Petitesse

Question à mille balles. Où se trouvent les rues suivantes. Rue Titsy, rue Toera, rue Tsiombikibo, rue Emile Razafimandimby, rue Abraham Razafy, rue Rainitsarovy, rue Marc Rabibisoa, rue Pierre Rapiera, rue Pascal, rue Rakoto de Monplaisir, rue Tinoka R. (tiens), rue Rainitovo, rue Rajakoba, rue Mahafaka, rue Sadiavahy… Bien évidemment, il suffit d’aller sur Google ou dans le Petit Futé pour pouvoir les repérer, du moins en principe, étant donné que certaines n’y figurent pas.

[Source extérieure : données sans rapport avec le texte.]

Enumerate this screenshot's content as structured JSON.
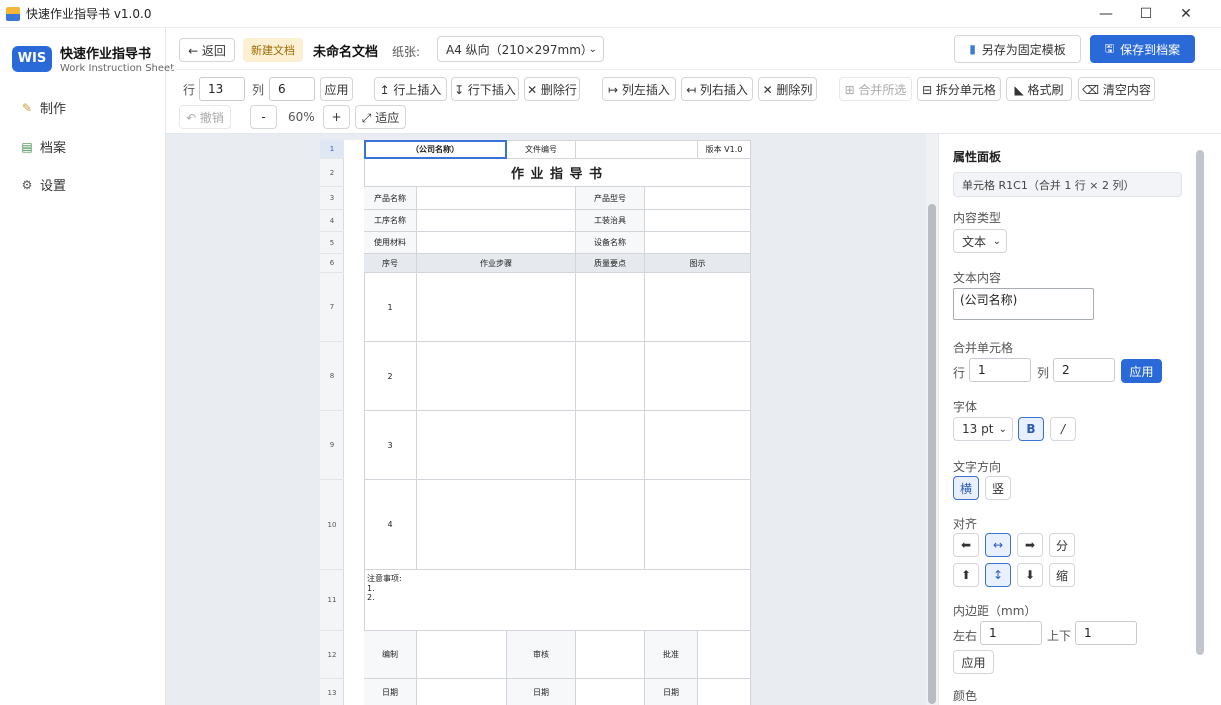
{
  "window": {
    "title": "快速作业指导书 v1.0.0",
    "minimize": "—",
    "maximize": "☐",
    "close": "✕"
  },
  "brand": {
    "logo": "WIS",
    "title": "快速作业指导书",
    "subtitle": "Work Instruction Sheet"
  },
  "nav": [
    {
      "icon": "pencil-icon",
      "glyph": "✎",
      "label": "制作"
    },
    {
      "icon": "archive-icon",
      "glyph": "▤",
      "label": "档案"
    },
    {
      "icon": "gear-icon",
      "glyph": "⚙",
      "label": "设置"
    }
  ],
  "top": {
    "back": "← 返回",
    "badge": "新建文档",
    "doc_title": "未命名文档",
    "paper_label": "纸张:",
    "paper_value": "A4 纵向（210×297mm）",
    "save_template": "另存为固定模板",
    "save_archive": "保存到档案"
  },
  "toolbar": {
    "row_label": "行",
    "row_value": "13",
    "col_label": "列",
    "col_value": "6",
    "apply": "应用",
    "insert_row_above": "↥ 行上插入",
    "insert_row_below": "↧ 行下插入",
    "delete_row": "✕ 删除行",
    "insert_col_left": "↦ 列左插入",
    "insert_col_right": "↤ 列右插入",
    "delete_col": "✕ 删除列",
    "merge": "⊞ 合并所选",
    "split": "⊟ 拆分单元格",
    "format_painter": "◣ 格式刷",
    "clear": "⌫ 清空内容",
    "undo": "↶ 撤销",
    "zoom_out": "-",
    "zoom": "60%",
    "zoom_in": "+",
    "fit": "⤢ 适应"
  },
  "sheet": {
    "rownums": [
      "1",
      "2",
      "3",
      "4",
      "5",
      "6",
      "7",
      "8",
      "9",
      "10",
      "11",
      "12",
      "13"
    ],
    "company": "（公司名称）",
    "doc_no_label": "文件编号",
    "version": "版本 V1.0",
    "title": "作 业 指 导 书",
    "product_name": "产品名称",
    "product_model": "产品型号",
    "process_name": "工序名称",
    "fixture": "工装治具",
    "material": "使用材料",
    "equipment": "设备名称",
    "h_no": "序号",
    "h_step": "作业步骤",
    "h_quality": "质量要点",
    "h_diagram": "图示",
    "steps": [
      "1",
      "2",
      "3",
      "4"
    ],
    "notes_title": "注意事项:",
    "note1": "1.",
    "note2": "2.",
    "prepare": "编制",
    "review": "审核",
    "approve": "批准",
    "date1": "日期",
    "date2": "日期",
    "date3": "日期"
  },
  "panel": {
    "title": "属性面板",
    "cell_info": "单元格 R1C1（合并 1 行 × 2 列）",
    "content_type_label": "内容类型",
    "content_type": "文本",
    "text_label": "文本内容",
    "text_value": "(公司名称)",
    "merge_label": "合并单元格",
    "merge_row_label": "行",
    "merge_row": "1",
    "merge_col_label": "列",
    "merge_col": "2",
    "apply": "应用",
    "font_label": "字体",
    "font_size": "13 pt",
    "bold": "B",
    "italic": "/",
    "dir_label": "文字方向",
    "dir_h": "横",
    "dir_v": "竖",
    "align_label": "对齐",
    "align_left": "⬅",
    "align_center": "↔",
    "align_right": "➡",
    "align_dist": "分",
    "valign_top": "⬆",
    "valign_mid": "↕",
    "valign_bottom": "⬇",
    "shrink": "缩",
    "padding_label": "内边距（mm）",
    "pad_lr_label": "左右",
    "pad_lr": "1",
    "pad_tb_label": "上下",
    "pad_tb": "1",
    "pad_apply": "应用",
    "color_label": "颜色"
  }
}
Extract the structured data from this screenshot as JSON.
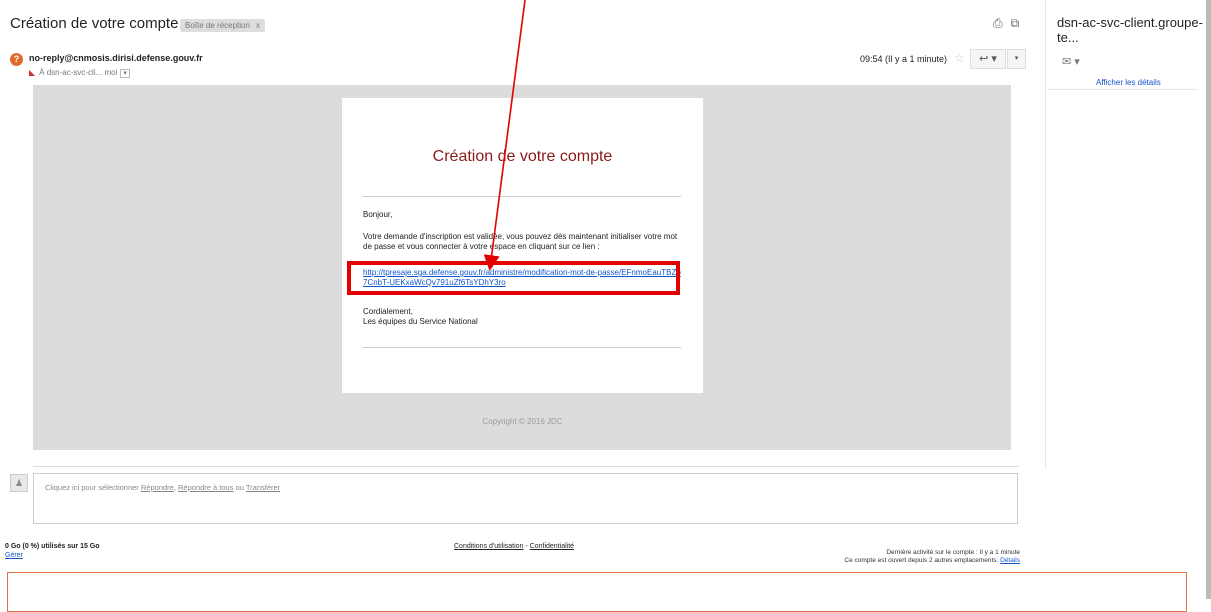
{
  "header": {
    "subject": "Création de votre compte",
    "label": "Boîte de réception",
    "label_close": "x",
    "print_icon": "⎙",
    "newwindow_icon": "⧉"
  },
  "sidebar": {
    "contact": "dsn-ac-svc-client.groupe-te...",
    "mail_icon": "✉ ▾",
    "details_link": "Afficher les détails"
  },
  "message": {
    "avatar": "?",
    "sender": "no-reply@cnmosis.dirisi.defense.gouv.fr",
    "recipient": "À dsn-ac-svc-cli... moi",
    "recipient_dropdown": "▾",
    "time": "09:54 (Il y a 1 minute)",
    "star": "☆",
    "reply_icon": "↩ ▾",
    "more_icon": "▾"
  },
  "email": {
    "title": "Création de votre compte",
    "greeting": "Bonjour,",
    "body": "Votre demande d'inscription est validée, vous pouvez dès maintenant initialiser votre mot de passe et vous connecter à votre espace en cliquant sur ce lien :",
    "link": "http://tpresaje.sga.defense.gouv.fr/administre/modification-mot-de-passe/EFnmoEauTBZb7CnbT-UEKxaWcQv791uZf6TsYDhY3ro",
    "signature_line1": "Cordialement,",
    "signature_line2": "Les équipes du Service National",
    "copyright": "Copyright © 2016 JDC"
  },
  "reply": {
    "hint_prefix": "Cliquez ici pour sélectionner ",
    "reply": "Répondre",
    "sep1": ", ",
    "reply_all": "Répondre à tous",
    "sep2": " ou ",
    "forward": "Transférer"
  },
  "footer": {
    "storage": "0 Go (0 %) utilisés sur 15 Go",
    "manage": "Gérer",
    "terms": "Conditions d'utilisation",
    "terms_sep": " - ",
    "privacy": "Confidentialité",
    "activity_line1": "Dernière activité sur le compte : Il y a 1 minute",
    "activity_line2_prefix": "Ce compte est ouvert depuis 2 autres emplacements. ",
    "activity_details": "Détails"
  },
  "colors": {
    "highlight": "#e30000",
    "link": "#1155cc",
    "title": "#8b1a1a"
  }
}
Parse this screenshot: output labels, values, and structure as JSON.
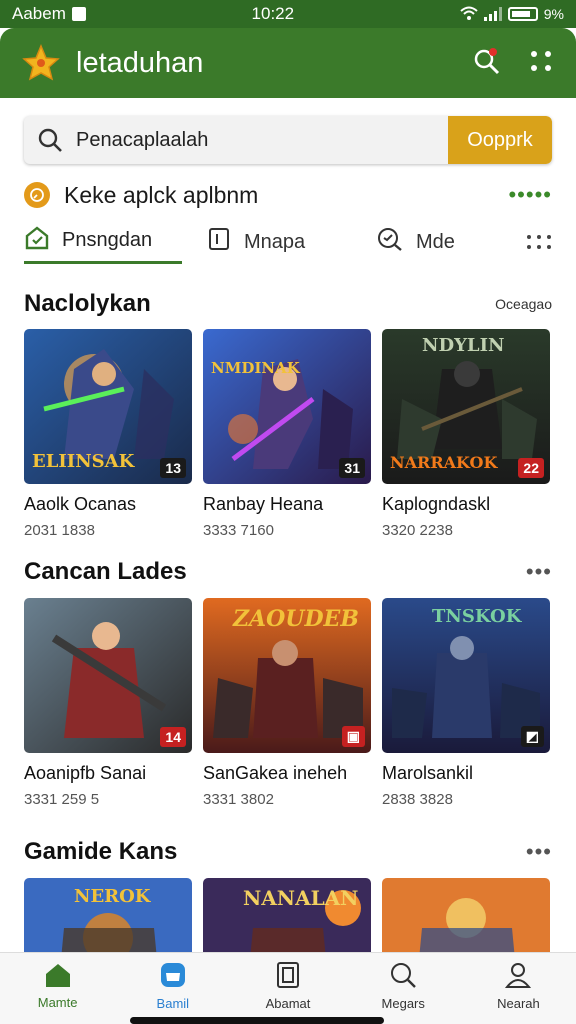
{
  "status": {
    "carrier": "Aabem",
    "time": "10:22",
    "battery": "9%"
  },
  "appbar": {
    "title": "letaduhan",
    "logo_icon": "star-logo-icon",
    "notif_icon": "search-notification-icon",
    "menu_icon": "grid-menu-icon",
    "color": "#3b7a2a"
  },
  "search": {
    "placeholder": "Penacaplaalah",
    "button": "Oopprk",
    "button_color": "#d9a21a"
  },
  "promo": {
    "text": "Keke aplck aplbnm"
  },
  "tabs": [
    {
      "label": "Pnsngdan",
      "icon": "house-tag-icon"
    },
    {
      "label": "Mnapa",
      "icon": "bookmark-icon"
    },
    {
      "label": "Mde",
      "icon": "search-chat-icon"
    }
  ],
  "sections": [
    {
      "title": "Naclolykan",
      "more": "Oceagao",
      "items": [
        {
          "name": "Aaolk Ocanas",
          "meta": "2031 1838",
          "badge": "13",
          "cover_text": "ELIINSAK"
        },
        {
          "name": "Ranbay Heana",
          "meta": "3333 7160",
          "badge": "31",
          "cover_text": "NMDINAK"
        },
        {
          "name": "Kaplogndaskl",
          "meta": "3320 2238",
          "badge": "22",
          "cover_text": "NARRAKOK"
        }
      ]
    },
    {
      "title": "Cancan Lades",
      "more": "",
      "items": [
        {
          "name": "Aoanipfb Sanai",
          "meta": "3331 259 5",
          "badge": "14",
          "cover_text": ""
        },
        {
          "name": "SanGakea ineheh",
          "meta": "3331 3802",
          "badge": "",
          "cover_text": "ZAOUDEB"
        },
        {
          "name": "Marolsankil",
          "meta": "2838 3828",
          "badge": "",
          "cover_text": "TNSKOK"
        }
      ]
    },
    {
      "title": "Gamide Kans",
      "more": "",
      "items": [
        {
          "name": "",
          "meta": "",
          "badge": "",
          "cover_text": "NEROK"
        },
        {
          "name": "",
          "meta": "",
          "badge": "",
          "cover_text": "NANALAN"
        },
        {
          "name": "",
          "meta": "",
          "badge": "",
          "cover_text": ""
        }
      ]
    }
  ],
  "nav": [
    {
      "label": "Mamte",
      "icon": "home-icon"
    },
    {
      "label": "Bamil",
      "icon": "store-icon"
    },
    {
      "label": "Abamat",
      "icon": "document-icon"
    },
    {
      "label": "Megars",
      "icon": "search-icon"
    },
    {
      "label": "Nearah",
      "icon": "profile-icon"
    }
  ]
}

La ville d’Antananarivo a fait l’effort de mettre le nom des rues de la capitale sur une plaque aux couleurs de la mairie, en l’occurrence un fond bleu et une écriture en jaune. L’initiative est en tous points louable, tout comme l’amélioration des abribus. Là où le bât blesse, c’est la dimension des plaques. Un carré de 20 cm sur 20. C’est à peine lisible. Il faut descendre de la voiture pour pouvoir lire surtout quand le nom est du malgache pur et dur, à l’image de Rainiandriamampandry ou du lieutenant 

Randriamaromanana. Pourquoi avoir tondu un œuf pour faire connaître les grandes personnalités de l’histoire aux nationaux et surtout aux touristes. Les noms des rues ne sont pas choisis par hasard. La personne doit avoir fait quelque chose dans sa vie pour être immortalisée sur une plaque, à l’image du Panthéon où sont enterrés les grands écrivains français tels que Émile Zola et Victor Hugo, les philosophes Voltaire et Jean Jacques Rousseau, les scientifiques Pierre et Marie Curie et les figures de la résistance Jean Moulin et Simon Veil. Il y a aussi le musée Grévin où figurent les statues en cire des grandes stars françaises. Le Hall of Fame aux États- Unis a le même principe. Les rues servent donc de repères historiques. C’est la raison pour laquelle en France, les noms des rues ont la dimension d’un encart publicitaire de 4 x 3 m, à l’image du boulevard Haussemann, rue de Rivoli, rue du Chat-qui-pêche, rue de Vaugirard, rue de Charenton…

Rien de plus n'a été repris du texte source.